A partir desse diagnóstico comum, a Marcha serviu como uma grande plataforma de intercâmbio entre mulheres negras de todo o mundo, que tiveram a oportunidade de consolidar alianças e fortalecer suas agendas coletivas. O resultado é um acúmulo político compartilhado que orienta os próximos passos, como explica Paola. “Temos experiências sobre proteção coletiva de lideranças, mecanismos de justiça comunitária, estratégias legais para exigir reparações, ferramentas contra o racismo algorítmico e modelos de organização horizontal. É um banco de conhecimentos práticos para aplicar e adaptar nos processos de incidência que vamos desenvolver.”
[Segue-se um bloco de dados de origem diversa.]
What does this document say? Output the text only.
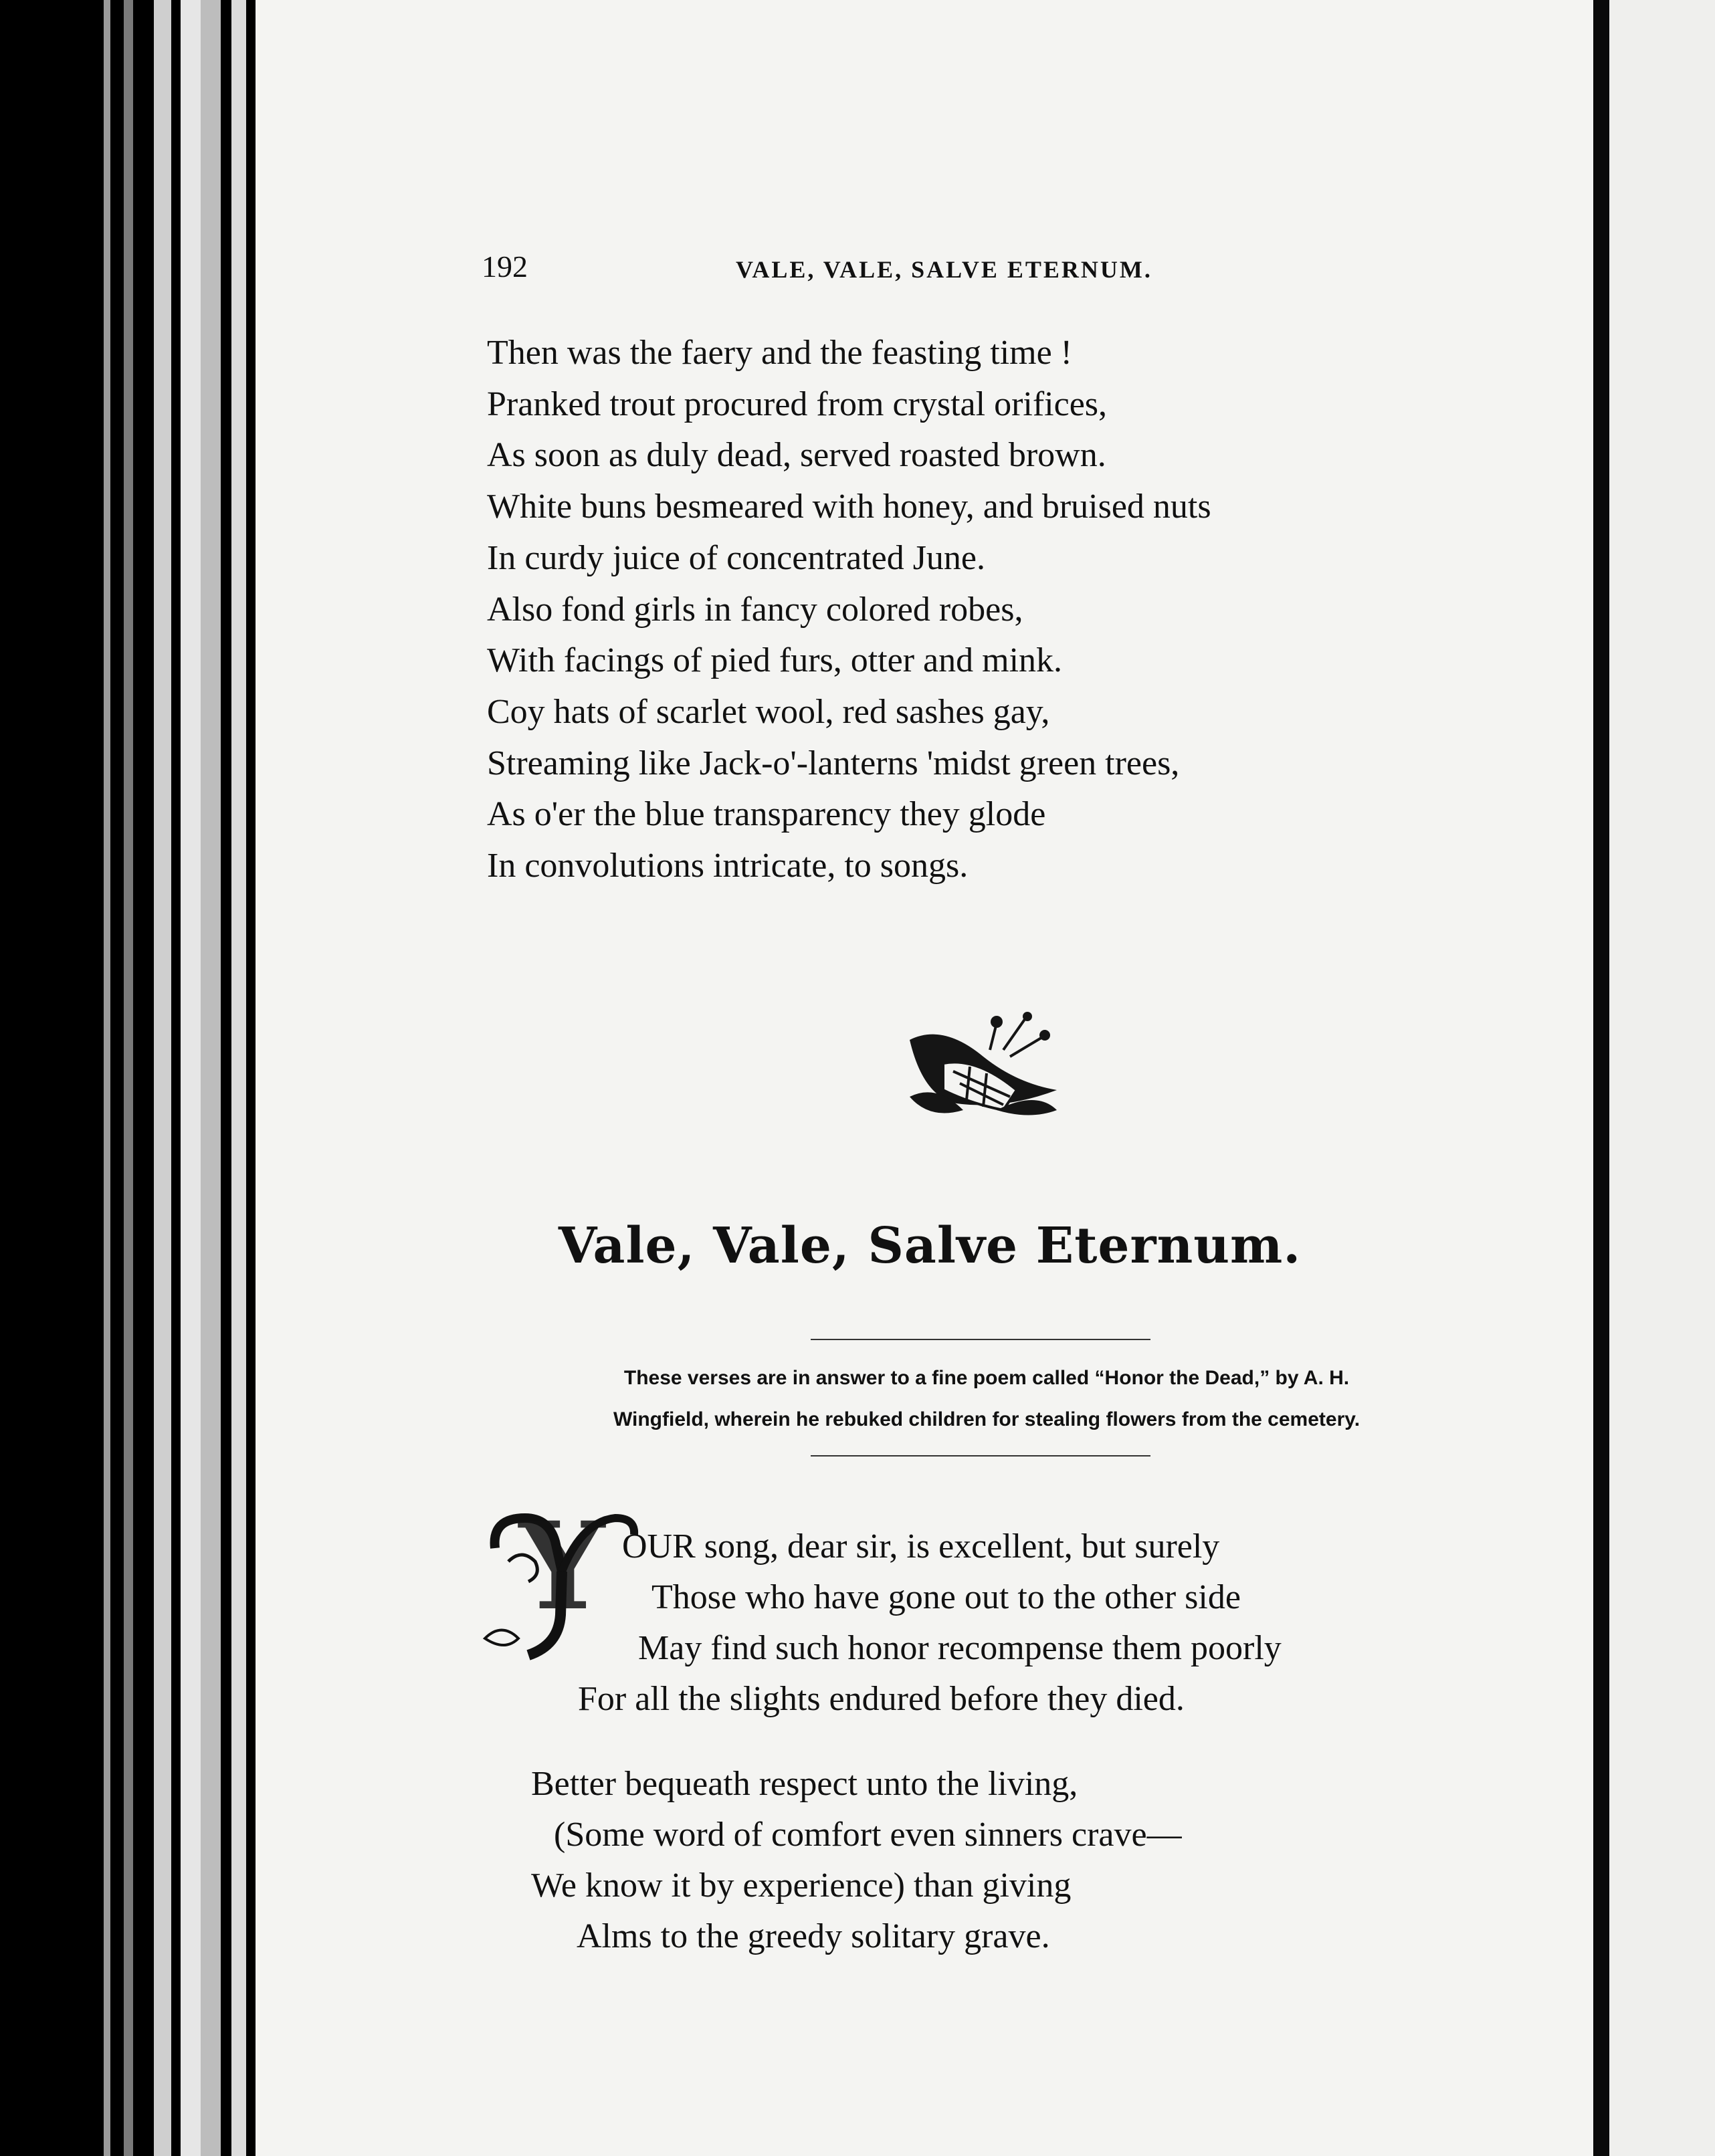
192	VALE, VALE, SALVE ETERNUM.
Then was the faery and the feasting time !
Pranked trout procured from crystal orifices,
As soon as duly dead, served roasted brown.
White buns besmeared with honey, and bruised nuts
In curdy juice of concentrated June.
Also fond girls in fancy colored robes,
With facings of pied furs, otter and mink.
Coy hats of scarlet wool, red sashes gay,
Streaming like Jack-o'-lanterns 'midst green trees,
As o'er the blue transparency they glode
In convolutions intricate, to songs.
Vale, Vale, Salve Eternum.
These verses are in answer to a fine poem called “Honor the Dead,” by A. H.
Wingfield, wherein he rebuked children for stealing flowers from the cemetery.
Y OUR song, dear sir, is excellent, but surely
Those who have gone out to the other side
May find such honor recompense them poorly
For all the slights endured before they died.
Better bequeath respect unto the living,
(Some word of comfort even sinners crave—
We know it by experience) than giving
Alms to the greedy solitary grave.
Juventudes negras do presente e do futuro
As juventudes negras também tiveram um papel fundamental na construção da Marcha. Organizadas em torno do Comitê Nacional de Juventudes Negras, mais de 100 jovens articularam encontros e espaços de discussão para aprofundar suas agendas políticas ao longo de 2025. “Contribuímos para a Marcha dando sentido político ao que é ser uma negra jovem no Brasil e no mundo e o que é vivenciar a experiência de uma juventude que é atravessada por uma perspectiva de morte e não de vida. A partir desses encontros, a gente pôde anunciar que temos um projeto político de existência e não de sobrevivência”, destaca Flora Luena Santos Rodrigues, integrante do Comitê e ativista da Rede de Mulheres Negras do Nordeste.
Passada a Marcha, essas jovens seguem irmanadas, fabulando estratégias para garantir a continuidade da luta do movimento de mulheres negras e o reconhecimento de sua força política. “A Marcha conseguiu direcionar as nossas angústias, nossos atravessamentos. Isso abriu e abre muitos caminhos de continuidade e de articulação. Eu espero que tantos outros movimentos de juventudes negras que foram construídos a partir desse mote de Reparação e Bem Viver possam ser reconhecidos e expandidos”, afirma Flora.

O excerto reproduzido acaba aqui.